Vendors building these applications face a notable hurdle in obtaining differentiated data. Most of them draw location data from the information provided in bid requests on mobile ad exchanges. That data for any consumer only comes when they open an app that tries to fill an empty ad impression. And there’s a lot of poor-quality data flowing through that ecosystem. Many publishers have realized that adding any latitude and longitude digits to a bid request raises the value, so an outsized amount of location data places consumers at the geographical center of the US or at Amazon Web Services datacenters.

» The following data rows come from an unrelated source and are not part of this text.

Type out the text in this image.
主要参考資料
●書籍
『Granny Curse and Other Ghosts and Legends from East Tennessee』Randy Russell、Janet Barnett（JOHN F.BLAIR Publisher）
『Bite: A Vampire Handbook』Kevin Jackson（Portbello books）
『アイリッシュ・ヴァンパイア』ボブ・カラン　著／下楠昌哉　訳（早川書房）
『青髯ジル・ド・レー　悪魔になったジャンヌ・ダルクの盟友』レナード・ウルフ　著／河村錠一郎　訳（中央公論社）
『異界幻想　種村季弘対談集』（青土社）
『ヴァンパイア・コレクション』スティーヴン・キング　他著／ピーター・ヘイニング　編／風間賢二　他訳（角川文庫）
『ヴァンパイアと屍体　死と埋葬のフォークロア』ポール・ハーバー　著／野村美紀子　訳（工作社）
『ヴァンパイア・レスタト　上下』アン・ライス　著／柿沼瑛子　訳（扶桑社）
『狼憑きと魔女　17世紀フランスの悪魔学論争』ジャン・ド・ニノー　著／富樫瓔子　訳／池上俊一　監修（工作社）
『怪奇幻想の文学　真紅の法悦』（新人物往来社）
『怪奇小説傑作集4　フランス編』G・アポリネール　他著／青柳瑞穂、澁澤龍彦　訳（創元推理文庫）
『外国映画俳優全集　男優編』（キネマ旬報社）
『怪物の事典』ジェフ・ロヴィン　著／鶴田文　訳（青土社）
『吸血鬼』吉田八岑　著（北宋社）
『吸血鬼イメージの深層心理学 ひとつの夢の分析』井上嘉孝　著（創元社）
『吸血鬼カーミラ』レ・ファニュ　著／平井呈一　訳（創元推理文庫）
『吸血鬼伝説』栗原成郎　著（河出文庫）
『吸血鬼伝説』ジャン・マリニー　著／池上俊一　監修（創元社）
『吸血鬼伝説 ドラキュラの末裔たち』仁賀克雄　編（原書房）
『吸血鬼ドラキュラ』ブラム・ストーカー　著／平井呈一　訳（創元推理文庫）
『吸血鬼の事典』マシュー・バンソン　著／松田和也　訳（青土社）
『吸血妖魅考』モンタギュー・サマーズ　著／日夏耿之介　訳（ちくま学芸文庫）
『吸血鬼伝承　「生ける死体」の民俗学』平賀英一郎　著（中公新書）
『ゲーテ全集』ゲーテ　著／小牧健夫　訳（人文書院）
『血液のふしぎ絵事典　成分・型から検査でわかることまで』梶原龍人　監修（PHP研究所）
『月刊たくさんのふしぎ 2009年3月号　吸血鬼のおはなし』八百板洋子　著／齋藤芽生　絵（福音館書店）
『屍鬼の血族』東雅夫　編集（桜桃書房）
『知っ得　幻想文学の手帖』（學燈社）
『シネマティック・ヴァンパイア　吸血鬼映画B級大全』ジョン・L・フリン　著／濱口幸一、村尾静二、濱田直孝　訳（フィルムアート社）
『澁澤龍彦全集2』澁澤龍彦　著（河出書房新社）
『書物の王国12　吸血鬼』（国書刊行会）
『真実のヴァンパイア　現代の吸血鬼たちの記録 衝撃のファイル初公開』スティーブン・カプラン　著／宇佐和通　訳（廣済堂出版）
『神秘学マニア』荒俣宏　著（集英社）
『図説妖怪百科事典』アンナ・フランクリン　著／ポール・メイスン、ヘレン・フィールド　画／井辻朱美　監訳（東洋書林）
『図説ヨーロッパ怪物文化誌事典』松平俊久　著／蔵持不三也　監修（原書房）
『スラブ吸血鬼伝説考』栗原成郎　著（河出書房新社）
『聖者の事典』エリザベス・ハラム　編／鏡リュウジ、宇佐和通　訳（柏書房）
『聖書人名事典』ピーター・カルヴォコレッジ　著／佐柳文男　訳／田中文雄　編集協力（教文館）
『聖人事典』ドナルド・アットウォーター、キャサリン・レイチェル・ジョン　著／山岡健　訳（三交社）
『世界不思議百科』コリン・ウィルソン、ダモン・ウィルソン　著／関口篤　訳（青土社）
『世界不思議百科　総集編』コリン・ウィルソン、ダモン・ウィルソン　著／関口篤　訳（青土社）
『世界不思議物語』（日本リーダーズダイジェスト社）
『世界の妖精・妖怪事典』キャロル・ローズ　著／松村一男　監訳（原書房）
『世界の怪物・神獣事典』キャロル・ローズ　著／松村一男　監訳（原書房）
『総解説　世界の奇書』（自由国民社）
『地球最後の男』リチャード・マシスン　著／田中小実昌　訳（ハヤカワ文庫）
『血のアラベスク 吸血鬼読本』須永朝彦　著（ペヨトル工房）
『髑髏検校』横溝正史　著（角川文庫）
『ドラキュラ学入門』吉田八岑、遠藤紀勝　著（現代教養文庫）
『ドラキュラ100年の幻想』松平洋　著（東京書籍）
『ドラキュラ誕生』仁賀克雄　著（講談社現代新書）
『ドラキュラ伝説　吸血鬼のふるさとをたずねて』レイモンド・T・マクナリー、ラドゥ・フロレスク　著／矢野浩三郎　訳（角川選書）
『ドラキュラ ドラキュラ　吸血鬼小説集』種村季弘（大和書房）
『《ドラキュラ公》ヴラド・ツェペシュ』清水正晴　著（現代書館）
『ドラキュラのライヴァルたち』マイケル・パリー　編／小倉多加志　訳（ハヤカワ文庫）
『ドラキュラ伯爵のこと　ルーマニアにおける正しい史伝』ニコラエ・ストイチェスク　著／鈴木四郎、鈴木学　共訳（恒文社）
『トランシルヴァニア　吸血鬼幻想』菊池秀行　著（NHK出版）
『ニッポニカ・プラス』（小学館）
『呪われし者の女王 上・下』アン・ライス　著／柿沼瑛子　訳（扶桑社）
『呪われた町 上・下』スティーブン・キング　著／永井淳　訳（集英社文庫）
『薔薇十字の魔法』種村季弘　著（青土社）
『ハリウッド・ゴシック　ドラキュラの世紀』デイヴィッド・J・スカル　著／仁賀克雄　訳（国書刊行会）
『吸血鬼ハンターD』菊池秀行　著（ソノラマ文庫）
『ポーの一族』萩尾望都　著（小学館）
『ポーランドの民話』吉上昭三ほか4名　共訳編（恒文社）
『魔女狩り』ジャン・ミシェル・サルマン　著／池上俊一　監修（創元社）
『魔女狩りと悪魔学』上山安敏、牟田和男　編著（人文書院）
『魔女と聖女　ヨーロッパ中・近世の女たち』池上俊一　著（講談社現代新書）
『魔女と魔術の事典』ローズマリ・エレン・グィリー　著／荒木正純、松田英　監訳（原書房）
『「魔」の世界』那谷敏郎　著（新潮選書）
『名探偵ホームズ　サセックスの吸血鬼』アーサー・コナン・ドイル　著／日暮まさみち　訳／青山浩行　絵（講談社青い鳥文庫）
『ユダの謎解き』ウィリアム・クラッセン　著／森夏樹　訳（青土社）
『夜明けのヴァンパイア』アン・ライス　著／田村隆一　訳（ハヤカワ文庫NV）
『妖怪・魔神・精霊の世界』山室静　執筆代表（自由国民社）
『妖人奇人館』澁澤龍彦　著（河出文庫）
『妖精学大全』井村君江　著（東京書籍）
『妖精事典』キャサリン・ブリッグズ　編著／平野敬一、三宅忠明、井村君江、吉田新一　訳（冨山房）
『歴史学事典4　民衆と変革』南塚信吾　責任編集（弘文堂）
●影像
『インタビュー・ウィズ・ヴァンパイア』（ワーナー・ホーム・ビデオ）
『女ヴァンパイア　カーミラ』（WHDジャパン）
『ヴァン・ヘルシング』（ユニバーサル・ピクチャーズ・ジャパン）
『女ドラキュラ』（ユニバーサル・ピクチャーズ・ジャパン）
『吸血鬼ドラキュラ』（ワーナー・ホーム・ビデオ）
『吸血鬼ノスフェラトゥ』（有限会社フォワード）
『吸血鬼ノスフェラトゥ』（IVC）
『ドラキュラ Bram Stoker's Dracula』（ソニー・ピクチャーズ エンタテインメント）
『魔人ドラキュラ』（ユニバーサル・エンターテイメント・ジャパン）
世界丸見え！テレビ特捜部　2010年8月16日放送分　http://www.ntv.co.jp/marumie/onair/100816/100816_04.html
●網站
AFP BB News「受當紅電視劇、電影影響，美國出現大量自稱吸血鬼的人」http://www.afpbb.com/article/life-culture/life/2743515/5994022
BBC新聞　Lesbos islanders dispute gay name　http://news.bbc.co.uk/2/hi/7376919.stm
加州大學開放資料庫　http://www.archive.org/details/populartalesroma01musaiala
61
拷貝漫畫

To get around that, xAd and its fellow location-targeting companies such as PlaceIQ and NinthDecimal have increasingly turned to partnerships with mobile app developers that can provide consumer locations with a greater degree of accuracy and on a more frequent basis. And apps like WeatherBug’s, which give consumers an incentive to enable always-on location tracking, are even more valuable. In addition to drawing frequent, reliable and unique consumer location data from WeatherBug’s 20 million monthly users, the deal also gets xAd a license to the weather data from the target’s former parent company.
The appetite for more and better data isn’t limited to ad tech. As predictive analytics and artificial intelligence become a meaningful differentiator of enterprise software, more of those vendors will have to seek out data to feed those capabilities. Today’s transaction is an example of that, as are larger ones such as Microsoft’s acquisition of LinkedIn, IBM’s purchase of The Weather Company’s technology business and Salesforce’s pickup of Krux.